Mutual Inductance of Coupled Circuits:

Mutual Inductance of Coupled Circuits – A voltage is induced in a coil when there is a time rate of change of current through it. The inductance parameter L, is defined in terms of the voltage across it and the time rate of change of current through it υ(t) = L  di(t)/dt, where υ(t) is the voltage across the coil, I(t) is the current through the coil and L is the inductance of the coil. Strictly speaking, this definition is of self-inductance and this is considered as a circuit element with a pair of terminals. Whereas a circuit element “mutual inductor” does not exist.

Mutual inductance is a property associated with two or more coils or inductors which are in close proximity and the presence of common magnetic flux which links the coils. A transformer is such a device whose operation is based on mutual inductance.

Mutual Inductance of Coupled Circuits

Let us consider two coils, L1 and L2 as shown in Fig. 10.4(a), which are sufficiently close together, so that the flux produced by i1 in coil L1 also link coil L2. We assume that the coils do not move with respect to one another, and the medium in which the flux is established has a constant permeability. The two coils may be also arranged on a common magnetic core, as shown in Fig. 10.4(b).

The two coils are said to be magnetically coupled, but act as a separate circuits. It is possible to relate the voltage induced in one coil to the time rate of change of current in the other coil. When a voltage υ1 is applied across L1, a current i1 will start flowing in this coil, and produce a flux Φ. This flux also links coil L2. If i1 were to change with respect to time, the flux ‘Φ’ would also change with respect to time. The time-varying flux surrounding the second coil, L2 induces an emf, or voltage, across the terminals of L2; this voltage is proportional to the time rate of change of current flowing through the first coil L1.

The two coils, or circuits, are said to be inductively coupled, because of this property they are called coupled elements or Mutual Inductance of Coupled Circuits and the induced voltage, or emf is called the voltage/emf of mutual induction and is given by υ2(t) = M1 di1(t)/dt volts, where υ2 is the voltage induced in coil L2 and M1 is the coefficient of proportionality, and is called the coefficient of mutual inductance, or simple mutual inductance.

Mutual Inductance of Coupled Circuits

If current i2 is made to pass through coil L2 as shown in Fig. 10.4(c) with coil L1 open, a change of i2 would cause a voltage υ1 in coil L1, given by υ1(t) = M2 di2(t)/dt.
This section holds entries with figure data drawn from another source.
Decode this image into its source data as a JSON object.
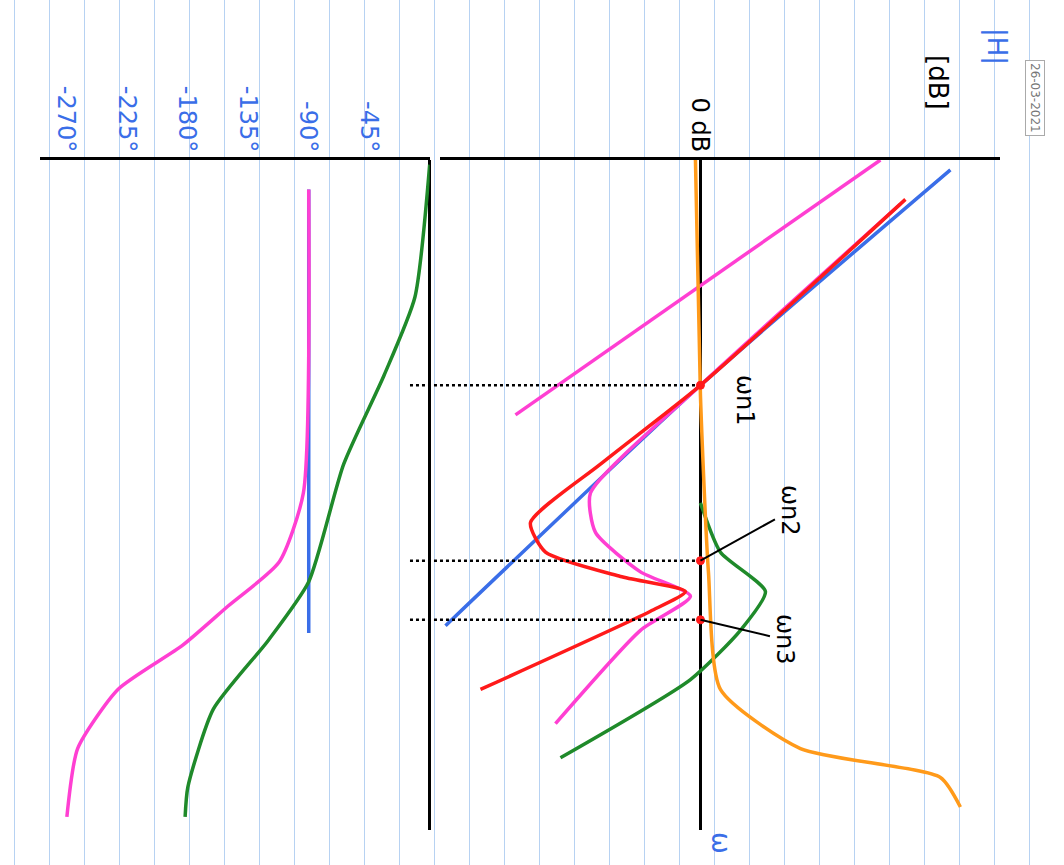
{
  "chart_data": [
    {
      "type": "line",
      "y_label": "|H|",
      "y_unit": "[dB]",
      "x_label": "ω",
      "xlim": [
        0,
        10.2
      ],
      "ylim": [
        -52,
        60
      ],
      "yticks": [
        {
          "value": 0,
          "label": "0 dB"
        }
      ],
      "tick_labels": "y",
      "grid": false,
      "series": [
        {
          "color": "#3a6ee8",
          "line_style": "solid",
          "x": [
            0.15,
            3.43,
            7.09
          ],
          "values": [
            50,
            0,
            -51
          ]
        },
        {
          "color": "#ff3fd2",
          "line_style": "solid",
          "x": [
            0,
            3.88
          ],
          "values": [
            36,
            -37
          ]
        },
        {
          "color": "#ff3fd2",
          "line_style": "solid",
          "x": [
            0.67,
            3.43,
            5.07,
            5.67,
            6.27,
            6.64,
            7.16,
            8.58
          ],
          "values": [
            40,
            0,
            -22,
            -21,
            -12,
            -2,
            -12,
            -29
          ]
        },
        {
          "color": "#ff1a1a",
          "line_style": "solid",
          "x": [
            0.6,
            3.43,
            4.63,
            5.52,
            5.97,
            6.34,
            6.57,
            6.87,
            8.06
          ],
          "values": [
            41,
            0,
            -20,
            -34,
            -31,
            -16,
            -3,
            -10,
            -44
          ]
        },
        {
          "color": "#1f8a2a",
          "line_style": "solid",
          "x": [
            5.22,
            5.97,
            6.57,
            7.16,
            7.91,
            9.1
          ],
          "values": [
            0,
            4,
            13,
            8,
            -2,
            -28
          ]
        },
        {
          "color": "#ff9a1a",
          "line_style": "solid",
          "x": [
            0,
            3.58,
            6.27,
            8.06,
            8.96,
            9.4,
            9.85
          ],
          "values": [
            -1,
            0,
            1.6,
            4,
            20,
            48,
            52
          ]
        }
      ],
      "annotations": [
        {
          "text": "ωn1",
          "x": 3.43
        },
        {
          "text": "ωn2",
          "x": 6.1
        },
        {
          "text": "ωn3",
          "x": 7.0
        }
      ]
    },
    {
      "type": "line",
      "xlim": [
        0,
        10.2
      ],
      "ylim": [
        -290,
        0
      ],
      "yticks": [
        {
          "value": -45,
          "label": "-45°"
        },
        {
          "value": -90,
          "label": "-90°"
        },
        {
          "value": -135,
          "label": "-135°"
        },
        {
          "value": -180,
          "label": "-180°"
        },
        {
          "value": -225,
          "label": "-225°"
        },
        {
          "value": -270,
          "label": "-270°"
        }
      ],
      "tick_labels": "y",
      "grid": false,
      "series": [
        {
          "color": "#3a6ee8",
          "line_style": "solid",
          "x": [
            0.45,
            7.2
          ],
          "values": [
            -90,
            -90
          ]
        },
        {
          "color": "#1f8a2a",
          "line_style": "solid",
          "x": [
            0.07,
            2.09,
            3.28,
            4.63,
            6.42,
            7.31,
            8.36,
            9.55,
            10.0
          ],
          "values": [
            0,
            -11,
            -34,
            -64,
            -90,
            -120,
            -161,
            -180,
            -182
          ]
        },
        {
          "color": "#ff3fd2",
          "line_style": "solid",
          "x": [
            0.45,
            5.07,
            6.12,
            6.79,
            7.39,
            8.06,
            8.96,
            10.0
          ],
          "values": [
            -90,
            -94,
            -112,
            -150,
            -184,
            -232,
            -262,
            -270
          ]
        }
      ]
    }
  ],
  "stamp": "26-03-2021"
}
In the above equation, another coefficient of proportionality M2 is involved. Though it appears that two mutual inductances are involved in determining the mutually induced voltages in the two coils, it can be shown from energy considerations that the two coefficients are equal and, therefore, need not be  represented by two different letters. Thus M1 = M2 = M.

In general, in a pair of linear time invariant coupled coils or inductors, a non­ zero current in each of the two coils produces a mutual voltage in each coil due to the flow of current in the other coil. This mutual voltage is present independently of, and in addition to, the voltage due to self induction. Mutual inductance is also measured in Henrys and is positive, but the mutually induced voltage, M di/dt may be either positive or negative, depending on the physical construction of the coil and reference directions. To determine the polarity of the mutually induced voltage (i.e. the sign to be used for the mutual inductance), the dot convention is used.